08
Feb

The forgotten matriarch of champagne – Madame Clicquot (1777-1866)

If it wasn’t for Clicquot, we might still be drinking cloudy champagne!
Veuve Clicquot is a sparkling wine produced in the Champagne region of France primarily from the varietals Pinot Noir, Pinot Meunier and Chardonnay. Associated with romance, luxury, glamour and celebration, it wasn’t always so. We owe champagne’s worldwide appeal to a relatively unknown figure – Widow Clicquot or Veuve Clicquot, who earned the moniker, “Grande Dame of Champagne.”
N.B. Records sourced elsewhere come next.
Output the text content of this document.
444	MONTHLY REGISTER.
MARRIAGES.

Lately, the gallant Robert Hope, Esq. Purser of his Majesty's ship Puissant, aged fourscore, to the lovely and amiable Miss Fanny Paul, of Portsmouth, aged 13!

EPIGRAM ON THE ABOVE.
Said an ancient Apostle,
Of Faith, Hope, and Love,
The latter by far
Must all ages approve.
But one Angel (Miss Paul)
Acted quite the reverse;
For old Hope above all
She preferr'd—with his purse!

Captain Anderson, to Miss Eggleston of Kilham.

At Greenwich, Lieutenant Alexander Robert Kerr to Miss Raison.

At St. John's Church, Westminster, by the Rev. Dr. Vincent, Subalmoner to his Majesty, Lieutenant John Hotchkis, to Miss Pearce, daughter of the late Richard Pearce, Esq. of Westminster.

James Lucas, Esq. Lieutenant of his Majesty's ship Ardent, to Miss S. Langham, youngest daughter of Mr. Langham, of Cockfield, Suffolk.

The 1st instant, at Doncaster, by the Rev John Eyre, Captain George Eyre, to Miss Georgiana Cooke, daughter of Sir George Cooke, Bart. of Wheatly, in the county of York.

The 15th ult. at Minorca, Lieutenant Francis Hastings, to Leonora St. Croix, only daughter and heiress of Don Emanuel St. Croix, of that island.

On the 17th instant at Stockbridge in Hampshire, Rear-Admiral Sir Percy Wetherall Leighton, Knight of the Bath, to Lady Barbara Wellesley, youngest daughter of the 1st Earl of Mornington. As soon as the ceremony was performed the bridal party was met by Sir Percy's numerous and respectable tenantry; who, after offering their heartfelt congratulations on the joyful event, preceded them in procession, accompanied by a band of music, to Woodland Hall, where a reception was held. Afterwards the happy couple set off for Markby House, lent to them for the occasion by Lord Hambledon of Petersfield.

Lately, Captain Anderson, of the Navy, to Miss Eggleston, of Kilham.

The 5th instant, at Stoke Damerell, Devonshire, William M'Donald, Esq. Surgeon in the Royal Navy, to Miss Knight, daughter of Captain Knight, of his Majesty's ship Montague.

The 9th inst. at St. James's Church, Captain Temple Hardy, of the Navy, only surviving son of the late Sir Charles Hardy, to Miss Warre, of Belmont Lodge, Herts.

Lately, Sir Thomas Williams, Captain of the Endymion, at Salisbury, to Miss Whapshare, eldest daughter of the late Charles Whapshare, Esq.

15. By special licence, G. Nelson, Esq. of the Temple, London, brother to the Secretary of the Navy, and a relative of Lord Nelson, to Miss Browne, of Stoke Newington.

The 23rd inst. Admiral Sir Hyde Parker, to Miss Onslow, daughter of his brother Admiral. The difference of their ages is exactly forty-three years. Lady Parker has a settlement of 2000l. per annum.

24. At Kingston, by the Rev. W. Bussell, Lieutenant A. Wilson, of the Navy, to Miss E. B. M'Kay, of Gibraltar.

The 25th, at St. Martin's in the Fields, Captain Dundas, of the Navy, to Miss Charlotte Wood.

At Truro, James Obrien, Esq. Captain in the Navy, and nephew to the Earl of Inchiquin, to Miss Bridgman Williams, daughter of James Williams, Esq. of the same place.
The origin of champagne actually dates all the way back to the first half of the sixteenth century, when an order of Benedictine monks of the Abbey of Saint-Hilaire produced the first sparkling wine in 1531. Up until the nineteenth century, however, sparkling wine was nothing like the drink we call champagne today. Its appearance and, more importantly its taste would have been virtually unrecognizable to most of us.

Taking over her husband’s wine business when she was widowed at just twenty-seven years of age, Cicquot established what would become one of the world’s most celebrated champagne houses. Under her direction, the house focused solely on champagne. She excelled in the business. Crucially, in 1816, she was responsible for the riddling table process to clarify the champagne. Up to this time, the second fermentation of wine, the basis of the champagne process, resulted in a very sweet product with large bubbles and an annoying residual yeast sediment. It was cloudy and unappealing. Clicquot’s sparkling wines were not only crystal clear, they tasted better.

Veuve Clicquot exploited her discovery with unusual prowes for a business woman of the period introducing her champagne to the European Royal Courts as well as to the elite circles of Imperial Russia. She played a vital role in establishing champagne as the preferred drink of high society and European nobility, becoming the richest business woman of her time. Thanks to Veuve Clicquot, today, sparkling wines are produced and enjoyed worldwide, albeit under different names, such as Cava in Spain or Sekt in Germany or Asti in Italy.